According to a study published in the American Journal of Roentgenology, Pelvic venous congestion is a commonly overlooked condition that can be severely painful and debilitating for many women. The term “pelvic congestion syndrome” is characterized by chronic, dull pelvic pain, pressure, and heaviness that persist for more than 6 months with no other cause. These symptoms are thought to be attributable to dilated, and congested veins. Because the pelvic varicosities are not externally visible, the diagnosis can be overlooked. Symptoms are exacerbated with menses, prolonged standing, and activities that increase abdominal pressure. The symptoms are worse at the end of the day.1
PVI is the standardized definition that specifically refers to the pathophysiologic mechanism of retrograde flow through incompetent ovarian and pelvic veins. The pathogenesis of PVI is multifactorial. Predisposing factors for the development of PVI include a family history of varicose veins, hormonal influences, previous pelvic surgery, a retroverted uterus, and multiple pregnancies Specifically, the increased demand on venous return as a result of pregnancy and hormonal influences leads to chronic venous distention that can render the valves incompetent, leading to reflux of blood down the ovarian veins and into the internal iliac veins of the pelvis. The accumulation of blood within the pelvic veins can cause further engorgement, thrombosis, and mass effect on nearby nerves, which can lead to worsening pelvic pain.1
• Intense pain
• Abnormal menstrual bleeding
• Vaginal discharge
• Increased urination
• Irritable bowel symptoms
• Painful menstruation
• Swelling of the vagina or vulva
• Abdominal and ovarian tenderness
• Hip pain
• Varicose veins around the vulva, buttocks, and legs
Proper Diagnosis is critical. Physical examination, transvaginal doppler ultrasound, pelvic venogram, CT scan and MRI can effectively diagnose the condition. The most effective treatment is a minimally invasive surgical procedure called pelvic vein embolization (PVE). This procedure blocks off certain varicose veins that are causing the congestion and pain. Because lower extremity venous insufficiency is often a comorbidity, once the PVI is treated, the lower venous issues typically subside as well.

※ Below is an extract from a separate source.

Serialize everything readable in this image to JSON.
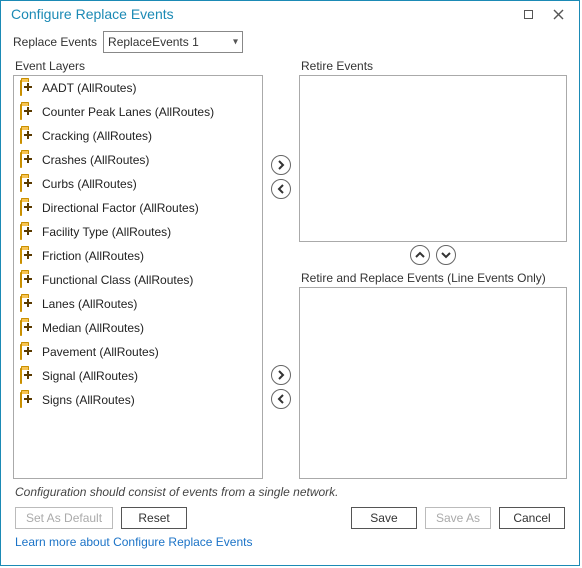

PVE is a minimally invasive treatment that closes off faulty veins so they can no longer enlarge with blood, which relieves the pain and pressure. A catheter is guided through. the femoral vein and into the damaged vein(s). In opposition of a stent, which opens an artery, the catheter delivers coils that clot the blood and seal the deficient vein. There is also a foam agent that can be used as a “glue” to close tiny veins that were not treatable in the past.
Russell Becker, DO, Vascular Surgeon
Dr. Becker received his fellowship training in vascular and endovascular surgery at Wayne State University in Detroit. He is board-certified by the American Osteopathic Board of Surgery, he’s a fellow of the American College of Osteopathic Surgeons, and he retains active memberships with the Society for Vascular Surgery and the Florida Vascular Society.
Dr. Becker has experience and interest in all areas of vascular and endovascular surgery, including treatment of conditions like carotid artery disease, hemodialysis access creation and maintenance, and diseases of the veins.
Beyond performing surgery, Dr. Becker is a well published author of vascular surgery literature. He has previously served as an investigator in numerous new and developing clinical device trials and has been a part of the clinical faculty in vascular surgery at Michigan State University College of Human Medicine in East Lansing, Michigan.